Re: Create hierarchies from list of keywords -- well known algorithm?
by blokhead (Monsignor) on Feb 24, 2005 at 01:19 UTC
    This is a bit like decision tree learning from AI theory. In learning theory, you would like the computer to be able to classify a large set of data. Each data point has some (known) attributes that you can test. You give the computer a small set of example items (a training set), for which you know their attributes and their final classification. In decision tree learning, you want to use this training set to build a "good" decision tree (which you can think of as a flow-chart) for classifying all the data.

    One good way to build decision trees is by applying information theory. Each test of an attribute (i.e, decision point in a flowchart) partitions the dataset in such a way that the uncertainty ("entropy," in information theory terms) is reduced. So when deciding which attribute to test first, you simply pick the test which decreases the entropy the most. Then repeat this process for the two branches of the decision point. All that's left is to work out the pesky math details (which aren't all that bad). If this made no sense, a very nice demo of building a decision tree is at this site.

    So while this isn't *exactly* what you're doing here, I think it's related. It's a more general way to find a good hierarchical decomposition of a dataset's attributes. In the case of decision trees, the goal is to have a concise flowchart to categorize data, but I'm not sure what the goal is in your case. You seem to be analyzing more of an interrelation between the attributes. But perhaps one could apply concepts from decision trees to your situation.

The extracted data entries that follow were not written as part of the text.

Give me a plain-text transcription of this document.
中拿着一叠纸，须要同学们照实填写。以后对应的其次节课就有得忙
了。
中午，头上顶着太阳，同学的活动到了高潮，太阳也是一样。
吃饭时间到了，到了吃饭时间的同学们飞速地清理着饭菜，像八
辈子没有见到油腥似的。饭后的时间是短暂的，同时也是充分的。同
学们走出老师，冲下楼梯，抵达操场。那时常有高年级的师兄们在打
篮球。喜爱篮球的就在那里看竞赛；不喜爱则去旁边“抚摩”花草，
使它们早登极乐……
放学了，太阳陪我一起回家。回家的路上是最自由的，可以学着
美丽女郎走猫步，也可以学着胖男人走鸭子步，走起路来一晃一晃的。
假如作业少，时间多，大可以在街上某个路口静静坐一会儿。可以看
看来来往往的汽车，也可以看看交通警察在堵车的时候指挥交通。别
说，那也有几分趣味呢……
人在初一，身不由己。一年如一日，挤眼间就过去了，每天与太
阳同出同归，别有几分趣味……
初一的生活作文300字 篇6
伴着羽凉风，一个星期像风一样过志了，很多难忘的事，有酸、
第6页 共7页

Re: Create hierarchies from list of keywords -- well known algorithm?
by zby (Vicar) on Feb 24, 2005 at 12:36 UTC
    Not all keyword assignments would constitute a hierarchy. For example take just three elements with two keywords (let say 'a' and 'b'). One element with both keywords and two others with a different one of them. Using your algorithm you would get "a/1, a/b/2, /b/3", this is not hierarchy because you can find b directly under root and under 'a'.

    Keywords assignements constitute only a partial order, to get a tree you need the additional property of well orderedness - see Tree Set Theoretic.

    By the way I belive tags are a fad. What is really needed is full text search for bookmarks (or better for whole browser history). More arguments on my wiki: Tags Or Searchable Cache. I am thinking about writing a web site engine for that, this should not be very complicated.

      Not all keyword assignments would constitute a hierarchy.

      Yes, I actually noticed that after posting the Meditation. I ended up with some bookmarks arranged similarly to:

      • Perl
        • Web
          • Programming
            • Foo
            • Bar
      • Web
        • Programming
          • Baz
          • Qux

      I'm not sure what you would call this. After reading the links in your post, I'd be inclined to say it's a hierarchy, but not a well-ordered one. Or maybe a hierarchy is by definition well-ordered, and this is just a crude imitation of one? In any case, it isn't ideal. Perhaps this problem could be solved by counting the frequency of groups rather than just individual tags/keywords?

      By the way I belive tags are a fad. What is really needed is full text search for bookmarks (or better for whole browser history).

      Perhaps for bookmarks, full text search would be a good way to find a specific bookmark a year after you added it. But that doesn't convince me that keywords or tags are a "fad" that will prove useless. They are a nice way of classifying things, and sometimes classification is actually necessary. Consider an archive of photos. You can't really search the "full body" of a photo, so some sort of classification is required.

Re: Create hierarchies from list of keywords -- well known algorithm?
by Roy Johnson (Monsignor) on Feb 24, 2005 at 03:00 UTC
    This is also very reminiscent of Condorcet voting.

    Caution: Contents may have been coded under pressure.
Re: Create hierarchies from list of keywords -- well known algorithm?
by The Mad Hatter (Priest) on Feb 24, 2005 at 00:35 UTC
    This might work well with tags, the latest (and pretty interesting) categorization method in social software.